Une vulnérabilité qui affecterait Microsoft SQL Server 2000 et 2005 divise Microsoft et l’éditeur Sentrigo quant à son importance. Le premier refuse de publier un correctif, tandis que le second estime que cela serait nécessaire.

Découverte par Sentrigo – un éditeur de solutions de sécurité des bases de données – en septembre 2008, la vulnérabilité permettrait à un administrateur système Windows d’avoir accès à tous les mots de passe de tous les comptes utilisateurs capables d’accéder à la base de données.

Pour Microsoft, le problème est mineur car les données ne sont pas à risque : après tout, un administrateur dispose déjà d’accès complet, pourquoi aurait-il besoin de connaître les mots de passe d’autres utilisateurs de la base de données ?

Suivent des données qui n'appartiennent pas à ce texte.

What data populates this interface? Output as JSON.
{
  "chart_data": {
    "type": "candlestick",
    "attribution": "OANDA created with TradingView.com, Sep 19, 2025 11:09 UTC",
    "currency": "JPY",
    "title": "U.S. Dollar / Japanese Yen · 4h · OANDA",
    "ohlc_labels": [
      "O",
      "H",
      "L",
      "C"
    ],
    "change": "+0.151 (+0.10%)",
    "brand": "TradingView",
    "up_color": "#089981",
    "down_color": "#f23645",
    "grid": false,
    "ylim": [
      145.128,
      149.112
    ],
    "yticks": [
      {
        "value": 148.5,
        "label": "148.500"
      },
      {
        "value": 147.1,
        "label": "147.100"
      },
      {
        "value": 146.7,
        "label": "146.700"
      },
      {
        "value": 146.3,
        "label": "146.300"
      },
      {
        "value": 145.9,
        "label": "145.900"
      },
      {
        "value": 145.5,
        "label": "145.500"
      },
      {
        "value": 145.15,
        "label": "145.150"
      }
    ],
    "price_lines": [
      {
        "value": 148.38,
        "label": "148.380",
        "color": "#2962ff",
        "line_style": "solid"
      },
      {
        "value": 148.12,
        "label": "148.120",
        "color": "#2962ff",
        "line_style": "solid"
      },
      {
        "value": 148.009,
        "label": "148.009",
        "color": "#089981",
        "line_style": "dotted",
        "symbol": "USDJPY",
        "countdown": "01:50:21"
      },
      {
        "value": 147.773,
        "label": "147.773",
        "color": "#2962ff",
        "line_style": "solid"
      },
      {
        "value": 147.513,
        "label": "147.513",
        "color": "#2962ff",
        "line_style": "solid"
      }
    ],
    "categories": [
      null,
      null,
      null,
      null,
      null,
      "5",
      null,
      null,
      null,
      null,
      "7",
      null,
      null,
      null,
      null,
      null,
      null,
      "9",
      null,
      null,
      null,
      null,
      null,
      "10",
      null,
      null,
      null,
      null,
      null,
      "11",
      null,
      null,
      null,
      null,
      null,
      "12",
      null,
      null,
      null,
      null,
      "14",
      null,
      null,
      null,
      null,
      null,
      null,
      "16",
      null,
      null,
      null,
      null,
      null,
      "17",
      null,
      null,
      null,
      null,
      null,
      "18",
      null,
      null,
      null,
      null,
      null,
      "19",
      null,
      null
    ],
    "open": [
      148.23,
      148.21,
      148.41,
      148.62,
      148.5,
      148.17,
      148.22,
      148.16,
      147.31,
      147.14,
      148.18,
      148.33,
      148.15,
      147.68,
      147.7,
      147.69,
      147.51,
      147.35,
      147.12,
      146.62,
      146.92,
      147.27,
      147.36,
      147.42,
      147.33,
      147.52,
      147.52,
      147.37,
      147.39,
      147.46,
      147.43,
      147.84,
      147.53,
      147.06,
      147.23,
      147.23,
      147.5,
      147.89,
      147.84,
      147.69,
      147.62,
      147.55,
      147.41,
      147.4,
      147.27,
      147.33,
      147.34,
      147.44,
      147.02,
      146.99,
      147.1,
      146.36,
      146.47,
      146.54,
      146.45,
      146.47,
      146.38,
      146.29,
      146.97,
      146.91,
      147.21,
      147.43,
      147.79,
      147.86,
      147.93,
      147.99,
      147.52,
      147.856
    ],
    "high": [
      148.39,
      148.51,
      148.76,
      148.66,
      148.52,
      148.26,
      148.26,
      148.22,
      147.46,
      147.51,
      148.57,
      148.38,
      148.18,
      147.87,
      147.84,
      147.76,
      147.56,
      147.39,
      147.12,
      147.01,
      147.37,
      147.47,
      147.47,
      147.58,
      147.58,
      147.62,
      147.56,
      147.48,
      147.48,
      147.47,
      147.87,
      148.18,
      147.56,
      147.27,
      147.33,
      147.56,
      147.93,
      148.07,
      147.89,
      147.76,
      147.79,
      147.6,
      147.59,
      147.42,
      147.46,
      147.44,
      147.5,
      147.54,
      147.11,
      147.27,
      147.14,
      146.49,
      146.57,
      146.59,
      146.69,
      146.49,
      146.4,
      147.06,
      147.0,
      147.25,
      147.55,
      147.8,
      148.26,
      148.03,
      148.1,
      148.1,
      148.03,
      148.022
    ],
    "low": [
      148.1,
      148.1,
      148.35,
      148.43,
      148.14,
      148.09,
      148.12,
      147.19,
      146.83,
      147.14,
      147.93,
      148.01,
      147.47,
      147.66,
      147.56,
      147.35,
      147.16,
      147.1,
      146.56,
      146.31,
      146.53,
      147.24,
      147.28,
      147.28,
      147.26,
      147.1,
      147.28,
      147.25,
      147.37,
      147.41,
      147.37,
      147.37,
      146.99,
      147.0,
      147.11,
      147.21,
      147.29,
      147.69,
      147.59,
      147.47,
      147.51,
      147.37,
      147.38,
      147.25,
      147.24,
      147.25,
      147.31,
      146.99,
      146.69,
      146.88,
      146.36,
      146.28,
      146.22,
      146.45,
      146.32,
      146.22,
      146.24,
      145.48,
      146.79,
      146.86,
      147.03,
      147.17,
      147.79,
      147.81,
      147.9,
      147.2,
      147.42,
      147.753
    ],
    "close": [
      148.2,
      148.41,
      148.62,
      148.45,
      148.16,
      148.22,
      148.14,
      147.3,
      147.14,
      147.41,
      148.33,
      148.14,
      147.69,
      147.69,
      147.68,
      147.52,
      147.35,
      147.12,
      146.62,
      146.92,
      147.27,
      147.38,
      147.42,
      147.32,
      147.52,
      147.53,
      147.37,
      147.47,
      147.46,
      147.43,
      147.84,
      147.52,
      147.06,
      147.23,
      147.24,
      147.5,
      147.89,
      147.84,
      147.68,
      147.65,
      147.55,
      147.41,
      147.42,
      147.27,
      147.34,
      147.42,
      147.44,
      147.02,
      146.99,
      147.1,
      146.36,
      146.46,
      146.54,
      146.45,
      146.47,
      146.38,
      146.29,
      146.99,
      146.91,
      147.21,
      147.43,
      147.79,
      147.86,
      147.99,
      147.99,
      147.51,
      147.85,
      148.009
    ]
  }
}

Sentrigo oppose cependant que beaucoup d’applications étant déployées avec les droits administrateur, une simple SQL injection réussie dans une telle application permettrait d’exploiter cette vulnérabilité afin de glaner une série de mots de passe d’administration utilisables par ailleurs. L’éditeur fait d’ailleurs remarquer que de nombreux utilisateurs n’ont qu’un nombre réduit de mots de passe (6,5 en moyenne contre 25 nécessaires d’après une étude de Microsoft), ce qui ouvrirait la porte à d’autres attaques, sur d’autres applications.

Microsoft et Sentrigo ne parvenant pas à s’entendre sur le sérieux de cette vulnérabilité (malgré un an de discussion tout de même !), ce dernier a décidé de publier un outil de protection supplémentaire, gratuit, baptisé Passwordizer et disponible sur son site.